To make it work, start by enabling the Sieve plugin in dovecot. Do this by editing /etc/dovecot/dovecot.conf and adding the following configuration:

protocol lda {
    ...
    mail_plugins = sieve
    ...
}

(The ‘…’ characters just indicate the possible presence of other lines in within the brackets. They shouldn’t actually be in the file.)

Once this is done, restart dovecot however appropriate for your system. On debian using the /etc/init.d/dovecot restart incantation works nicely. Out of the box support has now been created for a ~/.dovecot.sieve file.

Next, create a .forward file for exim as follows:

# Exim Filter <== IMPORTANT: DO NOT REMOVE THIS LINE
if error_message then finish endif
pipe /home/user/.forward-helper

Now create the file /home/user/.forward-helper as follows:

#!/bin/sh
/usr/bin/bogofilter -u -e -p -d /home/user/.bogofilter/ | /usr/lib/dovecot/dovecot-lda

The one thing to check on in these commands are that all of the paths are correct. The path following the -d should be the path to the bogofilter wordlist. Similarly, make sure that the path to bogofilter and dovecot-lda are correct for your system. In both cases above user should be substituted with the appropriate username.

What will happen now is that as after exim figures out which user to rout mail to, it will run that user’s .forward file. The file is setup as an exim filter file and will pipe the mail to the script .forward-helper. That script takes care of running the mail through bogofilter and then handing off the resulting mail to the dovecot-lda. The helper file is necessary because of the multiple pipes. While it is possible to run the mail through bogofilter directly from the exim filter file, the result cannot be grabbed for further use, like to pipe to dovecot-lda. Thus, the helper file takes care of that for us.

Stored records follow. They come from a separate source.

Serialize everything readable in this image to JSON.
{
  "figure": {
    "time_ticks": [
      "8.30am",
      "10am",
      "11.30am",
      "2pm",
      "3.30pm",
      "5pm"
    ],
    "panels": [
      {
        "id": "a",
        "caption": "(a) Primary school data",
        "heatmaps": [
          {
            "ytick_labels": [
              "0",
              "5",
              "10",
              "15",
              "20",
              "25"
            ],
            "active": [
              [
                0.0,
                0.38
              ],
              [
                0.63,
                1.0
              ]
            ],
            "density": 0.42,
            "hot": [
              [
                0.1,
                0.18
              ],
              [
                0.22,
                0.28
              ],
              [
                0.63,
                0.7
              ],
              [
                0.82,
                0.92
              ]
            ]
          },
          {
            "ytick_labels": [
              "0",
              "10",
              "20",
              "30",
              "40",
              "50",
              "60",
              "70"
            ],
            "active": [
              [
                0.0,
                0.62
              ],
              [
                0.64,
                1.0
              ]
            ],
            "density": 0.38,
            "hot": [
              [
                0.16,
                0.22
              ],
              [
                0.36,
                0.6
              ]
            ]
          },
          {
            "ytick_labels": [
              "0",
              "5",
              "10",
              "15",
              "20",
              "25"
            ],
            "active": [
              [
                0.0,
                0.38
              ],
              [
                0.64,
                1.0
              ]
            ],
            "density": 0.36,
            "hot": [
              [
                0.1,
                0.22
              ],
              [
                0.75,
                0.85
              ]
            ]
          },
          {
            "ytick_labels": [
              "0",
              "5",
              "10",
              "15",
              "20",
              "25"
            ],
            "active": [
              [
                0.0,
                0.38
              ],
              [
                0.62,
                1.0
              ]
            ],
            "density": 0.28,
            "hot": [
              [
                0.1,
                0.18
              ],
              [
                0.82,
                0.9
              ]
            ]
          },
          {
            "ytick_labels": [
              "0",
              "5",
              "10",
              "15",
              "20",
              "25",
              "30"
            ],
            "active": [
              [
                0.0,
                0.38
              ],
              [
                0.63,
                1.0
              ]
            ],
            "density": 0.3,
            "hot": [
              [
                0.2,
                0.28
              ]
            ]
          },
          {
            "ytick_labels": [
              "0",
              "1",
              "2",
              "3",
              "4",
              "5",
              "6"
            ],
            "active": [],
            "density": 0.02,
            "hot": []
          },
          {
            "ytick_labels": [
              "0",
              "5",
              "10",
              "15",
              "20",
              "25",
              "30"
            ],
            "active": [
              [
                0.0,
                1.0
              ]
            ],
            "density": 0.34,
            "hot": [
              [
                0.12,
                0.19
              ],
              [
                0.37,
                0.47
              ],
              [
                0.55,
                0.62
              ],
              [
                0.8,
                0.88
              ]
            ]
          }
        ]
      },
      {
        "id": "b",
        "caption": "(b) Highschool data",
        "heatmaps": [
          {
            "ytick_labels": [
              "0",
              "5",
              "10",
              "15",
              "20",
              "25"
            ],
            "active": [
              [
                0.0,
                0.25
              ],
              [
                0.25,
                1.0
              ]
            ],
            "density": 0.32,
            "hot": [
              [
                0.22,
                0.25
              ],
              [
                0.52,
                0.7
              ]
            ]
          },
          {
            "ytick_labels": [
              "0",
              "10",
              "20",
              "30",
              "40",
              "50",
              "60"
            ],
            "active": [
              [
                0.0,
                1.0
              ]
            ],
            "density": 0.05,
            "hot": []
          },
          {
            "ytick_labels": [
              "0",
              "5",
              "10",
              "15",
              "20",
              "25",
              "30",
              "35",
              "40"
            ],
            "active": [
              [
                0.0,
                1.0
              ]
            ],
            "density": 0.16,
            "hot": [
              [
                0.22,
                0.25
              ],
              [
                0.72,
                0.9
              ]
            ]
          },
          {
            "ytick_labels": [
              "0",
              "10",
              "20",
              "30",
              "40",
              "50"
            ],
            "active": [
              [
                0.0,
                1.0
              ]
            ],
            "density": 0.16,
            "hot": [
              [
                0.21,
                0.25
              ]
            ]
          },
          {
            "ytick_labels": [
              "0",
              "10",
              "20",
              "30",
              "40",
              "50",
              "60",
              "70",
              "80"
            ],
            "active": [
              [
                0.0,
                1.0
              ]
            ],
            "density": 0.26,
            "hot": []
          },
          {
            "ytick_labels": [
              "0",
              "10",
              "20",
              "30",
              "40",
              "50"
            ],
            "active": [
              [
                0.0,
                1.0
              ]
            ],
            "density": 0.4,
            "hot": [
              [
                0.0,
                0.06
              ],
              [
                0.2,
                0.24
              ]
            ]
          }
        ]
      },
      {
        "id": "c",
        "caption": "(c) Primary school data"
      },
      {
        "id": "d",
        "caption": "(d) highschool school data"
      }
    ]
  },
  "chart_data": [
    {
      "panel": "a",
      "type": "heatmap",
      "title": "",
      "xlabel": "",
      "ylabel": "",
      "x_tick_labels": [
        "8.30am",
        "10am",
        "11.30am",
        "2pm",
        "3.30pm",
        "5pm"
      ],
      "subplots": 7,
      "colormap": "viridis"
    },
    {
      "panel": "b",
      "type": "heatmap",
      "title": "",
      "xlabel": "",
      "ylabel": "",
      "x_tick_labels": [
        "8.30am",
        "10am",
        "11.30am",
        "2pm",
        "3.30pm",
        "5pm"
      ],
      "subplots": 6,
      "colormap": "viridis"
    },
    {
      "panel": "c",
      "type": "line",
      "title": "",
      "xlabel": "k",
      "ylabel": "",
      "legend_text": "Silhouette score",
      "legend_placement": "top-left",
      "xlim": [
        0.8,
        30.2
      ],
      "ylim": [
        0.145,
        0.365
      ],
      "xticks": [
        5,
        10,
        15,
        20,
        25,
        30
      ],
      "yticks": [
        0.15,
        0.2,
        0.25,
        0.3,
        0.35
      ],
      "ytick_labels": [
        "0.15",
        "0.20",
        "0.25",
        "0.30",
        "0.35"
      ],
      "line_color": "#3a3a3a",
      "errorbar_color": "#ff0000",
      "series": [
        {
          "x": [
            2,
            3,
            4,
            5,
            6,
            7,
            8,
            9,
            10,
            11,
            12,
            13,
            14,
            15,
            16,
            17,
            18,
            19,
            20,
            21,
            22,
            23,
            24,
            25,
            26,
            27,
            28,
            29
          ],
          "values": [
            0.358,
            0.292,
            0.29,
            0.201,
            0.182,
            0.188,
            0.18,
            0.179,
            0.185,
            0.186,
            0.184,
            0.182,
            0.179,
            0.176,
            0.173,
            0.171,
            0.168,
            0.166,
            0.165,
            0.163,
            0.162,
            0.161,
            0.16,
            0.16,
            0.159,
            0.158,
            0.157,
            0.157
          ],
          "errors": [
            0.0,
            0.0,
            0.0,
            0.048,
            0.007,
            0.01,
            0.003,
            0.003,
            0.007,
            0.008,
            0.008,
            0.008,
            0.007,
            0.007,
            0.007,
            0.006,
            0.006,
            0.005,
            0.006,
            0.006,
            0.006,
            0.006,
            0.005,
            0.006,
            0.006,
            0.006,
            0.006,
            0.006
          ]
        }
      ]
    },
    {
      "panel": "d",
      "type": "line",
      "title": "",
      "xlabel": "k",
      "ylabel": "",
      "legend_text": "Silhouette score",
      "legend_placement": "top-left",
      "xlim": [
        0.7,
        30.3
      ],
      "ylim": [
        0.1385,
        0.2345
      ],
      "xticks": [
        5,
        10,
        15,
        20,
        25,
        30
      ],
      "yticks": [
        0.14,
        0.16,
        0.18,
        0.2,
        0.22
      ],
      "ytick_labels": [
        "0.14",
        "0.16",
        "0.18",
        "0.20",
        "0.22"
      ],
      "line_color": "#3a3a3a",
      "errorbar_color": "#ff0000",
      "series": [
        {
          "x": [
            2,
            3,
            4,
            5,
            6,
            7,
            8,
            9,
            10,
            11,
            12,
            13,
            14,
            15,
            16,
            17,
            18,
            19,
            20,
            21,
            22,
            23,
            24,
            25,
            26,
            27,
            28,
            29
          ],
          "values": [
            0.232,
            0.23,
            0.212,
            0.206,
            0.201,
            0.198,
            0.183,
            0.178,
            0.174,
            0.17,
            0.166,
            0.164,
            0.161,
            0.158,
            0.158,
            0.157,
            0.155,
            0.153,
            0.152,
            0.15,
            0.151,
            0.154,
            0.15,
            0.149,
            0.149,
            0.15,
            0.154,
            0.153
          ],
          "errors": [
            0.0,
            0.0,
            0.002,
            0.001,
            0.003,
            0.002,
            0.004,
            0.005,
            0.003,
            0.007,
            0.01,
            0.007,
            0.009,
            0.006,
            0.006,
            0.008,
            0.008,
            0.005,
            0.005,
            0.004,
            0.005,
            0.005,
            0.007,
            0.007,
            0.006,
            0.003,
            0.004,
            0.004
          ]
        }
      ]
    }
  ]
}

At this point, all mail will start showing up in your INBOX (I’m assuming use of maildir here). For a start, here’s how to separate out spam, ham and unsure mail messages using Sieve:

require "fileinto";
if header :contains :comparator "i;octet" "X-Bogosity" "Spam"
{
    fileinto "spam";
    stop;
}
elsif header :contains :comparator "i;octet" "X-Bogosity" "Unsure"
{
    fileinto "unsure";
    stop;
}

Place this snippet into a file named .dovecot.sieve in the user’s home directory. Now, spam will go into a mail folder called “spam”, mail that can’t be classified goes into a folder called “unsure” and the rest will go into the user’s INBOX. Please see RFC3028 for a detailed explanation of how the above works as well as how to further filter mail.

The solution seems somewhat trivial, but as a non-sysadmin lacking decades of experience working with email systems I can say it’s taken me quite awhile to figure it out. Initially, I searched high-and-low for someone else who had done this, to no avail. Then I had to become somewhat steeped in the machinations of exim to figure out how to make it work. In all, it’s a satisfying solution and the new Sieve scripts are much easier to understand and maintain. So long to procmail.